The instant case is legally indistinguishable from those above.   Here, Officer Williams originally petitioned for reinstatement on the ground that appellants failed to provide him with a letter of transmittal, and that the evidence at his Board of Rights hearing was insufficient.   His amended petition added as a ground the failure of the internal affairs investigators to advise him of his rights.   Both petitions arise out of the same general set of facts—the officer's termination for misconduct—and seek the same relief.   Accordingly, the amended petition is not barred by the statute of limitations.

The order is affirmed.

FOOTNOTES

FOOTNOTE.  

1.   Cf. Lybarger v.

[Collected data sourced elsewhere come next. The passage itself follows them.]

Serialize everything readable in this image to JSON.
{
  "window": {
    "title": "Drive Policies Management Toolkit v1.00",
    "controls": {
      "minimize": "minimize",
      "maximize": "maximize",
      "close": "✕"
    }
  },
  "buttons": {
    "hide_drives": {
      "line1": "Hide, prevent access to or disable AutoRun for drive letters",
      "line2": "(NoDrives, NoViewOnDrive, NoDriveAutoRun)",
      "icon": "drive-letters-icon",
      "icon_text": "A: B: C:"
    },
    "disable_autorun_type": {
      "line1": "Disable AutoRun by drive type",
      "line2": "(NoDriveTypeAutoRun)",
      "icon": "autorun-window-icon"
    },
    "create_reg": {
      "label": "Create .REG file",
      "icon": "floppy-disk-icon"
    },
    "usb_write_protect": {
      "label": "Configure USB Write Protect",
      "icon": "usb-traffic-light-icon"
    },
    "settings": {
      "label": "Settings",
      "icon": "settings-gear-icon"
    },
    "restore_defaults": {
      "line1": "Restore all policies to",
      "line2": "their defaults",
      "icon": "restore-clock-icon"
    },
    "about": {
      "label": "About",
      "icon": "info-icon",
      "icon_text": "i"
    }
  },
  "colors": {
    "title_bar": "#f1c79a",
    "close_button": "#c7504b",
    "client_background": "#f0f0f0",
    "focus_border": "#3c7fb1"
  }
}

City of Los Angeles (1985) 40 Cal.3d 822, 221 Cal.Rptr. 529, 710 P.2d 329, infra.

2.   Government Code section 3303, subdivision (e) states:  “The public safety officer under interrogation shall not be subjected to offensive language or threatened with punitive action, except that an officer refusing to respond to questions or submit to interrogations shall be informed that failure to answer questions directly related to the investigation or interrogation may result in punitive action.”

3.   Respondent argued to the trial court that Officer Williams could have resigned with charges pending.   Indeed, he could have.   The principal consequence of this, however—his termination from the police force—would have been the same.

ROTHMAN, Associate Justice.* FN* Assigned by the Chairperson of the Judicial Council.

McCLOSKY, Acting P.J., and GEORGE, J., concur.